3. Сторонники исторического изучения конфликта между капиталом и трудом сталкиваются в немецкой истории 1860 ‐ х годов с размежеванием раннего рабочего движения и либерализма, имевшим тяжелые последствия. Это ясно видят и Блэкборн с Эли. Оба движения долгое время шли разными путями, поскольку социально — либеральная коалиция не была реальнос тью ни до 1912 ‐ го, ни спустя долгое время после 1919 года, а стала таковой лишь через 100 лет после этого распутья. Немецкие социал — демократия и политический либерализм специфическим образом оказались в длительной зависимости от решений 1860 ‐ х годов, в то время как в Англии либералам и консерваторам удавалось удерживать возле себя большую часть выборщиков из числа рабочих как до 1906 года, так и после, вплоть до тех пролетариев, кто в наши дни голосует за тори. Только недавно им пришлось уступить часть голосов новой лейбористской партии. В США же никогда не существовало социалистической рабочей партии, которая могла бы конкурировать с демократами и республиканцами.
4. Неоспоримо общая для немецких, английских, французских и американских служащих черта — представление, что разделение деятельности современных предприятий и учреждений бытового обслуживания требует растущего числа административно-управленческого персонала и особой эффективности работников, — ни в коей мере не предопределила схожее политическое поведение и сознание.
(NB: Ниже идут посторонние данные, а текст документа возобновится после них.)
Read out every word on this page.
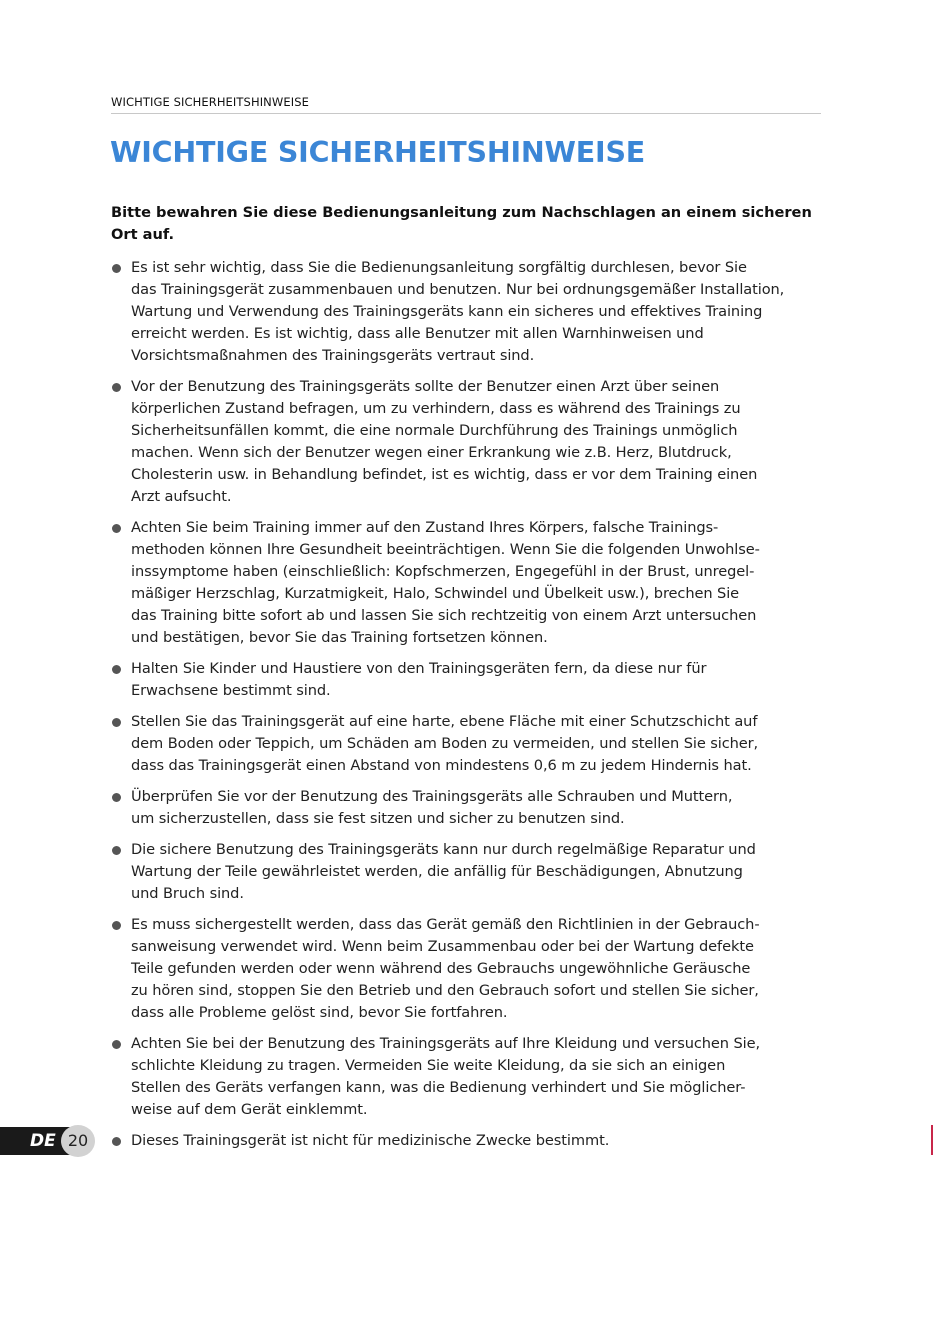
WICHTIGE SICHERHEITSHINWEISE
WICHTIGE SICHERHEITSHINWEISE

Bitte bewahren Sie diese Bedienungsanleitung zum Nachschlagen an einem sicheren
Ort auf.

Es ist sehr wichtig, dass Sie die Bedienungsanleitung sorgfältig durchlesen, bevor Sie
das Trainingsgerät zusammenbauen und benutzen. Nur bei ordnungsgemäßer Installation,
Wartung und Verwendung des Trainingsgeräts kann ein sicheres und effektives Training
erreicht werden. Es ist wichtig, dass alle Benutzer mit allen Warnhinweisen und
Vorsichtsmaßnahmen des Trainingsgeräts vertraut sind.
Vor der Benutzung des Trainingsgeräts sollte der Benutzer einen Arzt über seinen
körperlichen Zustand befragen, um zu verhindern, dass es während des Trainings zu
Sicherheitsunfällen kommt, die eine normale Durchführung des Trainings unmöglich
machen. Wenn sich der Benutzer wegen einer Erkrankung wie z.B. Herz, Blutdruck,
Cholesterin usw. in Behandlung befindet, ist es wichtig, dass er vor dem Training einen
Arzt aufsucht.
Achten Sie beim Training immer auf den Zustand Ihres Körpers, falsche Trainings-
methoden können Ihre Gesundheit beeinträchtigen. Wenn Sie die folgenden Unwohlse-
inssymptome haben (einschließlich: Kopfschmerzen, Engegefühl in der Brust, unregel-
mäßiger Herzschlag, Kurzatmigkeit, Halo, Schwindel und Übelkeit usw.), brechen Sie
das Training bitte sofort ab und lassen Sie sich rechtzeitig von einem Arzt untersuchen
und bestätigen, bevor Sie das Training fortsetzen können.
Halten Sie Kinder und Haustiere von den Trainingsgeräten fern, da diese nur für
Erwachsene bestimmt sind.
Stellen Sie das Trainingsgerät auf eine harte, ebene Fläche mit einer Schutzschicht auf
dem Boden oder Teppich, um Schäden am Boden zu vermeiden, und stellen Sie sicher,
dass das Trainingsgerät einen Abstand von mindestens 0,6 m zu jedem Hindernis hat.
Überprüfen Sie vor der Benutzung des Trainingsgeräts alle Schrauben und Muttern,
um sicherzustellen, dass sie fest sitzen und sicher zu benutzen sind.
Die sichere Benutzung des Trainingsgeräts kann nur durch regelmäßige Reparatur und
Wartung der Teile gewährleistet werden, die anfällig für Beschädigungen, Abnutzung
und Bruch sind.
Es muss sichergestellt werden, dass das Gerät gemäß den Richtlinien in der Gebrauch-
sanweisung verwendet wird. Wenn beim Zusammenbau oder bei der Wartung defekte
Teile gefunden werden oder wenn während des Gebrauchs ungewöhnliche Geräusche
zu hören sind, stoppen Sie den Betrieb und den Gebrauch sofort und stellen Sie sicher,
dass alle Probleme gelöst sind, bevor Sie fortfahren.
Achten Sie bei der Benutzung des Trainingsgeräts auf Ihre Kleidung und versuchen Sie,
schlichte Kleidung zu tragen. Vermeiden Sie weite Kleidung, da sie sich an einigen
Stellen des Geräts verfangen kann, was die Bedienung verhindert und Sie möglicher-
weise auf dem Gerät einklemmt.
Dieses Trainingsgerät ist nicht für medizinische Zwecke bestimmt.
DE 20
Различные социополитические и социокультурные традиции (в Германии прежде всего к ним относилась ранняя ориентация на модель пользующегося почетом, уверенного в себе чиновника) привели многочисленных немецких служащих — часть нового «среднего класса» — к национал-социализму, в то время как американские служащие, несмотря на бремя экономического кризиса, голосовали за реформаторскую политику демократов, способную стабилизировать систему.
5. Национал-социализм, к которому сходятся все дебаты о немецком «особом пути», одержал победу в единственной из передовых индустриальных стран — Германии — и после шести лет мира оставался радикальным на протяжении шести военных лет. Природа национал-социализма не может быть выведена — и это простейшее из всех логических рассуждений — в первую очередь из общих проблем западного промышленного капитализма, так как в ответ на давление со стороны надвигавшегося «Большого кризиса» могли возникнуть «новый курс» Рузвельта, продолжающий действовать парламентаризм Великобритании или народный фронт Леона Блюма, в то время как путь к национал-социалистической диктатуре даже частично нельзя объяснить вне особых условий, присущих немецкой истории и не представленных в других странах в этой конфигурации. Ни одна из общих теорий фашизма не может должным образом охватить беспримерную радикальность национал-социализма. Именно характерные для него чрезвычайная взрывоопасность и варварство проходят, как правило, через фильтр обобщающей дефиниции. Конечно, национал-социализм был частью того правого радикализма межвоенного времени, который мы обычно называем фашизмом, поскольку видим целый ряд общих черт и у нас нет более подходящего термина. Однако все исторически важные характеристики национал-социализма в известной степени свидетельствуют об избытке разрушительной силы, и предельно обобщенное определение ей уже не соответствует. Макс Хоркхаймер в 1939 году был отчасти прав, когда велел молчать о фашизме тем, кто не хочет говорить о капитализме. Молчать должны и те, кто не хочет говорить о доиндустриальных традициях, дефиците буржуазности и парламентско-политической власти буржуазии при национал-социализме.